France

Claude Guéant, le stratège de la gaffe

Thomas Legrand, mis à jour le 26.03.2011 à 9 h 13

Immigration, «croisade», signes religieux... A quelle fin le ministre de l'Intérieur tient-il ces propos à la veille d'élections cantonales?

Claude Guéant à l'Assemblée nationale, le 1er mars 2011. REUTERS/Jacky Naegelen

Claude Guéant à l'Assemblée nationale, le 1er mars 2011. REUTERS/Jacky Naegelen

Deux jours avant le second tour des élections cantonales, le débat sur l’islam est –encore– à la une des journaux. Et cela, à la faveur de deux gaffes. L’une de Claude Guéant, le ministre de l’Intérieur, l’autre de Martine Aubry et Laurent Fabius.

Deux gaffes qui n’ont pas la même valeur. Martine Aubry et Laurent Fabius ont dû, jeudi, retirer leur nom d’une pétition qu’ils avaient signé. Cette pétition dénonçait le «débat-procès de l’islam», débat permanent sur l’islam et l’utilisation à des fins tactiques des thèmes identitaires par le président de la République. Le texte en lui-même, publié dans Le Nouvel Observateur n’a rien de scandaleux, au contraire, mais voilà, il est aussi signé par le théologien sulfureux Tariq Ramadan à côté duquel, quand on veut défendre la laïcité à la française, il n’est pas bon d’apposer sa signature. Les deux leaders socialistes ont dû gommer leur nom au bas du manifeste… et figurez-vous que ça fait la une du Figaro ce vendredi matin!

L’autre gaffe est servie par Claude Guéant, le ministre de l’Intérieur. Et là, c’est plus ambigu. Est-ce une gaffe ou est-ce une stratégie? En d’autres termes: après le mot «croisade» utilisé pour qualifier l’action du Président dans la bataille diplomatique pour obtenir l’accord de l’ONU sur l’intervention en Libye, après la paraphrase «lepennienne» sur les Français qui ne se sentiraient plus chez eux du fait de l’immigration incontrôlée, la question est donc de savoir si le ministre est à ce point un mauvais politique ou alors s’il est à ce point génial que la subtilité de sa tactique nous échappe. Je n’ai pas encore trouvé de réponse à cette question.

Voilà donc que Claude Guéant déclare, à la veille du second tour des cantonales:

«Les agents des services publics évidemment ne doivent pas porter de signes religieux, manifester une quelconque préférence religieuse, mais les usagers du service public ne le doivent pas non plus.»

Pris à la lettre, cela voudrait dire qu’on ne peut plus aller dans un bureau de poste avec une main de Fatma ou une croix en pendentif, ou avec une kipa sur la tête. Ce serait une conception de la laïcité totalement dévoyée, une surinterprétation de la loi sur les signes religieux. Ce n’est évidemment pas ce qu’a voulu dire le ministre de l’Intérieur, mais la façon dont il l’a dit laisse penser que, encore une fois, il voulait relancer le débat sur la place de l’islam en France.

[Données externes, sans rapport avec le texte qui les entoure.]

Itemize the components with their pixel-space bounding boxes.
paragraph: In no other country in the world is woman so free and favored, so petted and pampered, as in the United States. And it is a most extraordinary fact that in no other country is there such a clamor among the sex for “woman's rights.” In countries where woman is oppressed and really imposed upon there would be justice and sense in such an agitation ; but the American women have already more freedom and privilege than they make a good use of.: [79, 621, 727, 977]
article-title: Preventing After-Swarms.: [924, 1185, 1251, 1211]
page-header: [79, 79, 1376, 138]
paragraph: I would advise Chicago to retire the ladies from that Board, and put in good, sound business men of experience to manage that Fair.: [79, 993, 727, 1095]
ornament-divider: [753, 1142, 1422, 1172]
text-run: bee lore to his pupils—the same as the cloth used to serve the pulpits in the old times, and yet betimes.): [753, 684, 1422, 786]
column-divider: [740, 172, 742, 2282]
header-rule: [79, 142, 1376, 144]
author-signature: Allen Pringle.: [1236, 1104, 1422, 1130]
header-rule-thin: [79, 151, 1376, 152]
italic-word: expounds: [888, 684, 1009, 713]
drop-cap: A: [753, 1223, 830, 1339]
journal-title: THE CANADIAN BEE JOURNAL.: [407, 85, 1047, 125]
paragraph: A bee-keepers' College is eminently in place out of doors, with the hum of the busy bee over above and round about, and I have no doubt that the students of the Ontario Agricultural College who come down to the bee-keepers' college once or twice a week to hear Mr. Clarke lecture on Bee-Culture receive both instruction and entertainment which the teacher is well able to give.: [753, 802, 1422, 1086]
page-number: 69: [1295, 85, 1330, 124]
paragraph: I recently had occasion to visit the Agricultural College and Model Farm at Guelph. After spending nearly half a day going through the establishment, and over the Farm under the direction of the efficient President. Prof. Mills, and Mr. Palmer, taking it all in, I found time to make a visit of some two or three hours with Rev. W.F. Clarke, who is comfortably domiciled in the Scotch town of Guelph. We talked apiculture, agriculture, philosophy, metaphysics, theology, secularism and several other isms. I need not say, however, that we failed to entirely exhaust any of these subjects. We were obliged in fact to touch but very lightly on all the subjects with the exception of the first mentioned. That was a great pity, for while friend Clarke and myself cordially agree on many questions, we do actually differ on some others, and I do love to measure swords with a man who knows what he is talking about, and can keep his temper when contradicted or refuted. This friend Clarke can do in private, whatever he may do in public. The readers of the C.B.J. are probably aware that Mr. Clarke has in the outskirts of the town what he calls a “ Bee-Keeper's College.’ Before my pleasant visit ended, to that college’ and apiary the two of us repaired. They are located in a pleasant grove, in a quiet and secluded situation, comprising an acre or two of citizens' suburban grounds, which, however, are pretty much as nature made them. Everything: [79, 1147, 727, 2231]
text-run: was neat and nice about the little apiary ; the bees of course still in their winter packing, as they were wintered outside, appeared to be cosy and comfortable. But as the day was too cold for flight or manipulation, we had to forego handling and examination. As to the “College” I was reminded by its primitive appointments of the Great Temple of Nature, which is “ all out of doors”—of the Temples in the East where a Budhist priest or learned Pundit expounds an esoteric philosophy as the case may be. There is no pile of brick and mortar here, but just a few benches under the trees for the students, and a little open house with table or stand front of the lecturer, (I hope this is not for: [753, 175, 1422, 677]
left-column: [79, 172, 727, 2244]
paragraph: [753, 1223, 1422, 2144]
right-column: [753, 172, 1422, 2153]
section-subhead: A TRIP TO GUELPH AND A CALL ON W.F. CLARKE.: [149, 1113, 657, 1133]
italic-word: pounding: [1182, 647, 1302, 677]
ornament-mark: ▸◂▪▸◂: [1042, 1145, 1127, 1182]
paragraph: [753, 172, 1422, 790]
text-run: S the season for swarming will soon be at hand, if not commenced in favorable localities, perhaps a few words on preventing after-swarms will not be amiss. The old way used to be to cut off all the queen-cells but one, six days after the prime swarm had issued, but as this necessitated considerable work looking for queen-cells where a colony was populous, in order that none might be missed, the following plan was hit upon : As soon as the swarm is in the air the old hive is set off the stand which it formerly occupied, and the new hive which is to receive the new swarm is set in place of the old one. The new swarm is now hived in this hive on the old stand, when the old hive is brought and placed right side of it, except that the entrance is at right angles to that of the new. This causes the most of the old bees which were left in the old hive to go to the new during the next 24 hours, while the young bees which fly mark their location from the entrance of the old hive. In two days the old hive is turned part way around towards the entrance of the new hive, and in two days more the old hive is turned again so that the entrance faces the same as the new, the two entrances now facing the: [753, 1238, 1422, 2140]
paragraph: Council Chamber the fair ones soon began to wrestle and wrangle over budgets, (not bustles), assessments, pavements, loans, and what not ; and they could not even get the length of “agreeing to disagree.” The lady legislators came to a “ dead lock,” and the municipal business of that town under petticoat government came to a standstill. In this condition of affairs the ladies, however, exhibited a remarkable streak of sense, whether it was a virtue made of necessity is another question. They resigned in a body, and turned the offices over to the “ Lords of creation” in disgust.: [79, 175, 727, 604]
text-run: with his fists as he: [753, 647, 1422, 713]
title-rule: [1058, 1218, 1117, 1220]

Claude Guéant parlait en fait d’une question qui se pose… Certaines femmes musulmanes refusent de se faire soigner par de hommes, dans des hôpitaux de l’assistance publique.

Effectivement et c’est un problème, un vieux problème, assez marginal, mais qui existe. Ce problème nécessite-t-il une loi? Non, le ministre, à qui la question a été posée, a précisé qu’il suffisait sans doute de quelques décrets, et de quelques instructions. Cette question est délicate mais pas insurmontable, et le ministre est là pour la régler et proposer des solutions.

Le résultat de tout ça? Marine Le Pen a réagi à la façon d’une chansonnière qui se moquait d’un ministre découvrant la lune et soulignait des problèmes qu’il n’avait pas su résoudre.

Quel était donc l’intérêt de cette sortie du ministre de l’Intérieur? Et là, je me repose la question: était-ce une stratégie ou une gaffe?

Si c’est une stratégie, alors le casting est mauvais. Le culot en politique nécessite un certain talent. Nicolas Sarkozy l’avait en 2007. Aujourd’hui, sa fonction le bride. A l’évidence, Claude Guéant ne dispose pas des mêmes atouts. Mais surtout, Nicolas Sarkozy et ses stratèges semblent oublier une règle classique de la politique: la provocation peut être efficace pour conquérir le pouvoir, mais ne sied pas particulièrement à celui qui veut le garder.